Da legte Melli ihm eine Hand auf den Arm und bat:
„Kann ich... oder... dürfte ich wohl daran weiterarbeiten?"
Wichard war erst überrascht, lächelte dann aber und nickte.
„Gerne! Ich bin sogar sicher, Mutter würde sich sehr darüber freuen", antwortete er, ehrlich gerührt, und sah sie zärtlich an.
Dann küsste er sie.
„Amen!", sagte Gertraud und lächelte.

Zur gleichen Zeit in der Burg nahm der Oq Zahar einen Schluck Brühe, hustete, würgte und spuckte einen Batzen Schleim in sein Schnupftuch. Umständlich zog er die Decke um sich zurecht. Trotz des Feuers im Kamin vor ihm und der heißen Suppe wurde ihm nicht warm in seinem Sessel.
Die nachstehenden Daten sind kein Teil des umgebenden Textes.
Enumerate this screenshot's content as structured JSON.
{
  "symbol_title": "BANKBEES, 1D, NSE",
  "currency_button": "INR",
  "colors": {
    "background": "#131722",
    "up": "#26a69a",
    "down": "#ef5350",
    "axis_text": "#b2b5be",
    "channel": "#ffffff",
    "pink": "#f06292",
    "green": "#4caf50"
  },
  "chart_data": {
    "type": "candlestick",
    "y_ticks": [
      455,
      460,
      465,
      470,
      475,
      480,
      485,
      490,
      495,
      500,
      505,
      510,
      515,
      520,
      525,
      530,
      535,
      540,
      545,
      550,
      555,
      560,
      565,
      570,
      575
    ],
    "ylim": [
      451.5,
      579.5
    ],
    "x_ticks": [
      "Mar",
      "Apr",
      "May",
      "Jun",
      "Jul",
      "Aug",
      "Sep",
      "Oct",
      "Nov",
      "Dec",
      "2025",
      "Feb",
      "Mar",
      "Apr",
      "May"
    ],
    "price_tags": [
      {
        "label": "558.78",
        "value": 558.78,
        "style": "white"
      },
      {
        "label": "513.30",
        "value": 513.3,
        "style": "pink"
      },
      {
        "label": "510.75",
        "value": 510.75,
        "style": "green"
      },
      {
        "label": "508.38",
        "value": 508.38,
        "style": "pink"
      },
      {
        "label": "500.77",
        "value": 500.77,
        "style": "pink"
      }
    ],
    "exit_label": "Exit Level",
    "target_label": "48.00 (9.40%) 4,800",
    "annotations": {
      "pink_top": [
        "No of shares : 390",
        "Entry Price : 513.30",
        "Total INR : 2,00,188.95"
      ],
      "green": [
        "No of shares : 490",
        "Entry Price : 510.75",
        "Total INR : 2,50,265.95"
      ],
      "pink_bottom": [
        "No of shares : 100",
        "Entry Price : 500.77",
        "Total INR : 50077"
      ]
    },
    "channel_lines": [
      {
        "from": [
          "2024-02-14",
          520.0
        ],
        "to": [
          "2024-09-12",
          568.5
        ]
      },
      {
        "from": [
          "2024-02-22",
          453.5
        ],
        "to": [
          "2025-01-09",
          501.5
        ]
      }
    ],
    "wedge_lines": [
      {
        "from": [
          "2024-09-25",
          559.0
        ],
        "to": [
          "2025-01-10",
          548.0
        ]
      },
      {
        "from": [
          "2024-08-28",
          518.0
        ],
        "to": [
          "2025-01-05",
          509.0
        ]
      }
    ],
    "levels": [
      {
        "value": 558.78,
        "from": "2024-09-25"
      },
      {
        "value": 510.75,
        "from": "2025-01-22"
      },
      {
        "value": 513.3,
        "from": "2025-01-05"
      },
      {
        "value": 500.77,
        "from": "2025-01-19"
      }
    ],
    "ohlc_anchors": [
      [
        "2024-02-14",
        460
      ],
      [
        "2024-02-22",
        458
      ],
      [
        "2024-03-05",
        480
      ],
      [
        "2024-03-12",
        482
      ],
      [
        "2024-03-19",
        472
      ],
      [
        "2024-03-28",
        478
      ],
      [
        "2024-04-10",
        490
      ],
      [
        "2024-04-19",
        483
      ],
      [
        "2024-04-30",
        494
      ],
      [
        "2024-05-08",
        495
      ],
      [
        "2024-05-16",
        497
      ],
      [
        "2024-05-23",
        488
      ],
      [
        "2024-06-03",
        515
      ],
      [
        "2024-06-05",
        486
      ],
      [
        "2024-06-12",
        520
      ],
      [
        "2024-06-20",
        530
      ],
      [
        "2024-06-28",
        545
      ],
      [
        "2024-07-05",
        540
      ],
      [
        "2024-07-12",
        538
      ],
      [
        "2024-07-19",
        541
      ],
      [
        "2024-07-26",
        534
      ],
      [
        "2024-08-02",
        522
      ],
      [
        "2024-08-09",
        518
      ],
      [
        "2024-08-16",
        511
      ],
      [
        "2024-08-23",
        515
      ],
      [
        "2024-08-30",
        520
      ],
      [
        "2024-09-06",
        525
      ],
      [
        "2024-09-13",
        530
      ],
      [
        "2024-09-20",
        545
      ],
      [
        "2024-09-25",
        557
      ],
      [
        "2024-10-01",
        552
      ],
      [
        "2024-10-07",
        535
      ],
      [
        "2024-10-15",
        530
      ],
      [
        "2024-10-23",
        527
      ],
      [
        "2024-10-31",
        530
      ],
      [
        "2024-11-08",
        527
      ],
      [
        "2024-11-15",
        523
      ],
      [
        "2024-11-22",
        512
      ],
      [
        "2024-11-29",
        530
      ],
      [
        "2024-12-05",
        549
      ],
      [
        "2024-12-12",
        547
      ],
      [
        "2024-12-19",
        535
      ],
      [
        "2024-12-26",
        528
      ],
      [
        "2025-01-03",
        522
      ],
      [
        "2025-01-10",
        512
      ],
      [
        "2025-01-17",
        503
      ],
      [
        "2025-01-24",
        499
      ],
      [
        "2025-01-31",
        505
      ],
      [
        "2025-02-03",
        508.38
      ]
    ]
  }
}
Er nieste und seine Zähne begannen aneinander zu klappern.
Schüttelfrost auch noch, dachte er missmutig, leerte seinen Becher und schlurfte zurück ins Bett. Er hatte bereits verschiedene seiner Mittel angewandt, doch die hartnäckige, schwere Erkältung wollte nicht weichen.
„Was nützt es, dass Du der beste Medikus weit und breit bist, wenn Du nicht einmal eine verdammte Erkältung abzuwenden vermagst", dachte er jammervoll.
Er wusste natürlich, dass manches einfach seine Zeit brauchte, aber er selber war ein äußerst ungeduldiger Kranker und seine Laune entsprechend miserabel. Im Bett drehte er sich stöhnend auf die Seite und griff sich noch einmal eines der beiden kleinen Schriftstücke, die neben dem Kerzenhalter lagen.
„Ecke der Reiter... Was zum Henker soll das bedeuten!", brummte er.
Zum wohl hundertsten Male glitt sein Blick über die Wörter und Zeichnungen. Doch dann nieste er noch einmal heftig, fluchte und warf den Zettel verdrießlich zurück auf den Nachttisch. De Allinge würde sich gedulden müssen. Solange es ihm nicht besser ging und zumindest das Fieber nachließ, sodass er wieder klar denken konnte, würde er hier nicht weiterkommen.